The next day we woke up bright and early to prepare for the protest. This was probably the most significant part of every delegate’s journey at COP26. We had a briefing about dos and don’ts and then journeyed to Kelvingrove Park to start the protest. We needed to march in a specific order, with CAFOD marching with the religious groups. Unfortunately, that meant two and a half hours waiting in the torrential rain and cold. At that point, all of our placards with our messages had been destroyed by the weather, and the hope and determination carried since then had slowly faded. It was only after we started to walk and make some noise that I suddenly felt like I could walk for hours. I was so happy and energetic, as if God had literally given me back all the hope and joy I felt two hours ago. Over 100,000 people were involved in the Saturday protest that day. In addition to that, there was protest in every continent in the world which was absolutely incredible. The magnitude of people involved shows how important this was for so many individuals from all over the world. It made me feel like I wasn’t alone in fighting. We marched for over three hours that day and I genuinely loved every second of it. I will admit getting out of my soaking wet clothes and sitting in the warmth did also feel really good!
In the evening we had a talk from CAFOD’S COP delegates from the Blue Zone. The Blue Zone is where the key negotiations between world leaders takes place. Only certain organisations may access this space. We spoke to Neil Thorns, Head of Advocacy, Robin Mace-Smith, Policy Analysist for Climate and Energy, and Frances Leach, Press Officer. This event was one of my favourite highlights of the trip. It was so exciting interacting with people so close to all the action and I really had a full experience of being able to speak for those who couldn’t.
On Sunday, we had a free morning to explore the city of Glasgow. I decided to join a few others for an event about 40 mins away.
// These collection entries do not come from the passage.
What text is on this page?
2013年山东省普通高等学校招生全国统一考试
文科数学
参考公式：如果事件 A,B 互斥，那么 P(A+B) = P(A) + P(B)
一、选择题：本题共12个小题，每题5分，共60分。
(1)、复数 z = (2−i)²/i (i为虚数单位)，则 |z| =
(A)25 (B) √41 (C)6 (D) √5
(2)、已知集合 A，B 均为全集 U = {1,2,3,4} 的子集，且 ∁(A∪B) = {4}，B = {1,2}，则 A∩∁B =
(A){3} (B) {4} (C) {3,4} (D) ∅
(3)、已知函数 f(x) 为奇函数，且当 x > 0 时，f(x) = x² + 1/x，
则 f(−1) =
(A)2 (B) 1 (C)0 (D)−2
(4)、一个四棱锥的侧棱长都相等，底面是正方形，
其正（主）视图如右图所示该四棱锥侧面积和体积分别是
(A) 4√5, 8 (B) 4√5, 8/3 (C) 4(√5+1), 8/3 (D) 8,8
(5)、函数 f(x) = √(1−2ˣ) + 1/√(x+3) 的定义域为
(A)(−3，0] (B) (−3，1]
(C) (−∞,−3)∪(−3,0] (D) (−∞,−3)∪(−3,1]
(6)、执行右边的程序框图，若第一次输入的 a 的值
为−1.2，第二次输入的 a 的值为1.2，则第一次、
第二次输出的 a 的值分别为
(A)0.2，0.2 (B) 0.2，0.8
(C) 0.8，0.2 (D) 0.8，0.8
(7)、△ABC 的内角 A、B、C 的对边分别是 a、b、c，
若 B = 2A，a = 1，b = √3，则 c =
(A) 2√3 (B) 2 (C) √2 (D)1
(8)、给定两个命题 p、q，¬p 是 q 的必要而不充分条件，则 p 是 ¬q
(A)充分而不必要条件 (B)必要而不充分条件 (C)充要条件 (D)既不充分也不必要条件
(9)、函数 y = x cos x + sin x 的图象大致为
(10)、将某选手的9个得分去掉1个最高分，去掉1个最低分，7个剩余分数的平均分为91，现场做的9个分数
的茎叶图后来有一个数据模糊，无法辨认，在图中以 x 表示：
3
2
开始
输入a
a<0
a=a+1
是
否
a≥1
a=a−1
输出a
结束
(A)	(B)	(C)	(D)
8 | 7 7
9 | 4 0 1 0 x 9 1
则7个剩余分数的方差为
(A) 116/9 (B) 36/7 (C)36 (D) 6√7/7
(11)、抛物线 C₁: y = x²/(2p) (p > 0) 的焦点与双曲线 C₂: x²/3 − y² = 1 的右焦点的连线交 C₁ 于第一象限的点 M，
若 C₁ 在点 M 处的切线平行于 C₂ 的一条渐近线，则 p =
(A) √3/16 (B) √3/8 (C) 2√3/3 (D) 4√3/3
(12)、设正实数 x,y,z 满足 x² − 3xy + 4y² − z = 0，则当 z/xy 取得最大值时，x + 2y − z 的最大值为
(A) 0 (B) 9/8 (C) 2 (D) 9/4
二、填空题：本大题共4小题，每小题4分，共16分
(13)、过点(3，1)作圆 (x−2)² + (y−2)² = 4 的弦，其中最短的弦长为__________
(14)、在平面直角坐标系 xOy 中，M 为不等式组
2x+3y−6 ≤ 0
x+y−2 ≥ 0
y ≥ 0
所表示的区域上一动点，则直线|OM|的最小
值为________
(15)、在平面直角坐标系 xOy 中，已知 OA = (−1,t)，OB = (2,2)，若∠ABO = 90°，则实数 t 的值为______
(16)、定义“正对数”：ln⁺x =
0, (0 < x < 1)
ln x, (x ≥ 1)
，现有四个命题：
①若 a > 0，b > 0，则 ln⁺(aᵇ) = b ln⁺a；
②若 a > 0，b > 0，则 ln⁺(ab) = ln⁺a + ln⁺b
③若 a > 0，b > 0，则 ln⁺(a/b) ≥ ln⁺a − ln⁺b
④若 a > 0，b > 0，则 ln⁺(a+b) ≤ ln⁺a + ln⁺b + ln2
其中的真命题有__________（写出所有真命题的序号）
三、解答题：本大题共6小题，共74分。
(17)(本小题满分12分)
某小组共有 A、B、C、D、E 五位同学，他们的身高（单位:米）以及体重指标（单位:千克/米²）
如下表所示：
The walk was a great way to get my sightseeing in but when we arrived, I found out the event was hosted by LEGO! The LEGO Group urges world leaders to take note of children’s views on addressing climate change. What they did was give children the opportunity to create solutions to eco challenges using LEGO bricks. The best builds were to be exhibited during COP26. We ended the trip with a mass at St Aloysius’ church for the Conference delegates. Every single pew was completely filled and there was a beautiful choir at the top of the entrance. It was a lovely way to end my trip to COP26 and be surrounded by so many Catholics who all had the same faith-driven mindset that we should care for the world we live in.
Overall, I really enjoyed my experience at COP26. The energy was constantly electric and I found the most love and joy being with others. I built new friendships, learnt so much more about the ever-changing world and helped spread the message about building for the future and making our voices heard. I can only hope that the world leaders keep in their hearts the next generation, those who are affected most by the climate crisis, and the future of our common home.